- Deal to sell American Achievement gets nixed
- FTC cites barriers to entry, limited competition
- Company continues as standalone business
American Achievement last November agreed to sell itself for an undisclosed sum to Jostens Inc, a subsidiary of Visant Corp, which is controlled by affiliates of KKR and DLJ Merchant Banking.
The merger would have reduced the number of major players in the class ring business to American Achievement/Jostens and rival Herff Jones Inc, according to a complaint by the FTC made public on April 17. The agency pointed to the difficulty of making molds for rings, as well as of accessing distribution channels on school campuses as significant barriers to entry.
”Respondents now propose to reduce the Big Three to a ‘Big Two,’ eliminating robust head-to-head competition and greatly enhancing the remaining two companies’ ability to collude,” the FTC complaint said. “The result will be higher prices and lower quality and service for students across the United States.”
The FTC said the resulting market share for high school and college class rings would far exceed the concentration levels presumed likely to result in anti-competitive effects under the relevant case law and the U.S. Department of Justice and FTC Horizontal Merger Guidelines.

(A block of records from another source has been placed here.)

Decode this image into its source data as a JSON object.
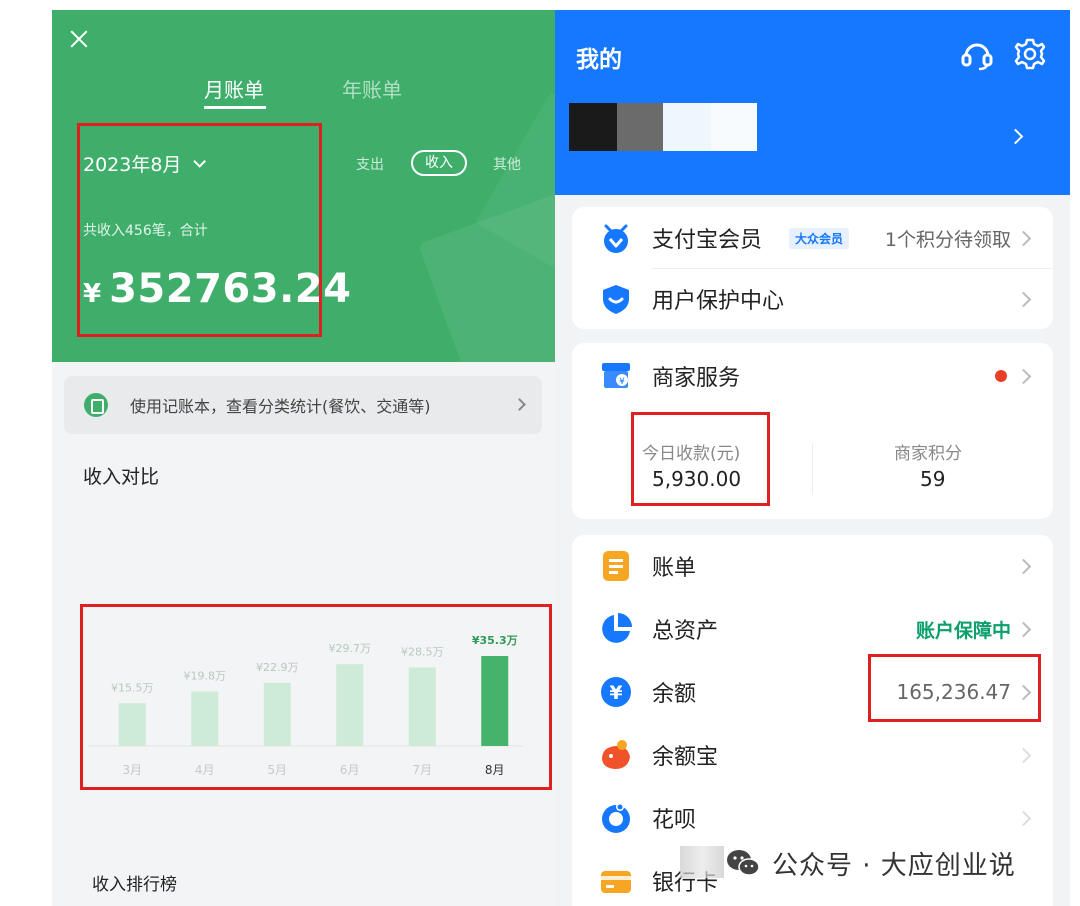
{
  "left": {
    "tabs": {
      "month": "月账单",
      "year": "年账单"
    },
    "month_selector": "2023年8月",
    "filters": {
      "expense": "支出",
      "income": "收入",
      "other": "其他"
    },
    "income_summary": "共收入456笔，合计",
    "income_total": {
      "currency": "¥",
      "amount": "352763.24"
    },
    "ledger_banner": "使用记账本，查看分类统计(餐饮、交通等)",
    "compare_title": "收入对比",
    "rank_title": "收入排行榜"
  },
  "chart_data": {
    "type": "bar",
    "title": "收入对比",
    "categories": [
      "3月",
      "4月",
      "5月",
      "6月",
      "7月",
      "8月"
    ],
    "values": [
      15.5,
      19.8,
      22.9,
      29.7,
      28.5,
      35.3
    ],
    "value_labels": [
      "¥15.5万",
      "¥19.8万",
      "¥22.9万",
      "¥29.7万",
      "¥28.5万",
      "¥35.3万"
    ],
    "unit": "万",
    "highlight_index": 5,
    "colors": {
      "normal": "#cdebd6",
      "highlight": "#45b36b",
      "label": "#b8c8bd",
      "highlight_label": "#2f9a57"
    },
    "ylim": [
      0,
      40
    ],
    "grid": false
  },
  "right": {
    "title": "我的",
    "icons": {
      "support": "headset-icon",
      "settings": "gear-icon"
    },
    "profile_blur_colors": [
      "#1a1a1a",
      "#6b6b6b",
      "#eef7fb",
      "#f7fbfd"
    ],
    "card1": {
      "vip_label": "支付宝会员",
      "vip_badge": "大众会员",
      "vip_points": "1个积分待领取",
      "protect_label": "用户保护中心"
    },
    "card2": {
      "merchant_label": "商家服务",
      "today_label": "今日收款(元)",
      "today_value": "5,930.00",
      "points_label": "商家积分",
      "points_value": "59"
    },
    "card3": {
      "bill_label": "账单",
      "assets_label": "总资产",
      "assets_status": "账户保障中",
      "balance_label": "余额",
      "balance_value": "165,236.47",
      "yuebao_label": "余额宝",
      "huabei_label": "花呗",
      "bank_label": "银行卡"
    }
  },
  "watermark": "公众号 · 大应创业说",
  "colors": {
    "green": "#3fae6b",
    "blue": "#1677ff",
    "annotation_red": "#e02020",
    "guard_green": "#0b9f6a"
  }
}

”The vigorous head-to-head competition between Jostens and AAC currently benefits students, as well as their parents and schools,” the FTC said. ”That competition results in lower ring prices, better warranty protection, improved services, and contributions to school programs, such as scholarship funds and educational support programs.”
Jostens and American Achievement said they would dissolve the merger agreement rather than fight the ruling.
Todd Hahn, senior counsel, Goodwin Procter, and an antitrust specialist, told Buyouts the FTC has been more aggressive pursuing antitrust cases under President Barack Obama. But he said that the limited number of players in the class ring industry probably raised a reg flag for regulators. The action doesn’t mean private equity firms should expect more trouble that usual getting antitrust clearance on deals, he said.
”It’s classic antitrust analysis,” he said. “Any time you have a three-to-two merger, especially where the FTC thinks there’s barriers to entry that would make it difficult for a smaller player…there’s going to be a challenge or at least they’ll investigate it.”
Ratings agency Moody’s called the FTC action “credit negative for American Achievement because it will not obtain the expected merger benefits and it will be forced to explore other strategic options,” the debt rating agency said on April 21. American Achievement’s credit rating is B3 stable. Under Moody’s definitions, B3 is a speculative grade for a long-term debt rating, subject to high credit risk.
The most recent Fenway Partners buyout fund remains the vintage 2006 Fenway Partners Capital III, which raised $700 million.
“We are extremely disappointed that we were unable to reach an agreement with the FTC,” Steven Parr, president and CEO of American Achievement, said in a prepared statement. ”We strongly disagree with their position.”
Looking ahead, American Achievement remains “squarely focused on executing our strategic plan and growing our business as an independent company,” Parr said. A spokesperson for Fenway Partners declined to comment.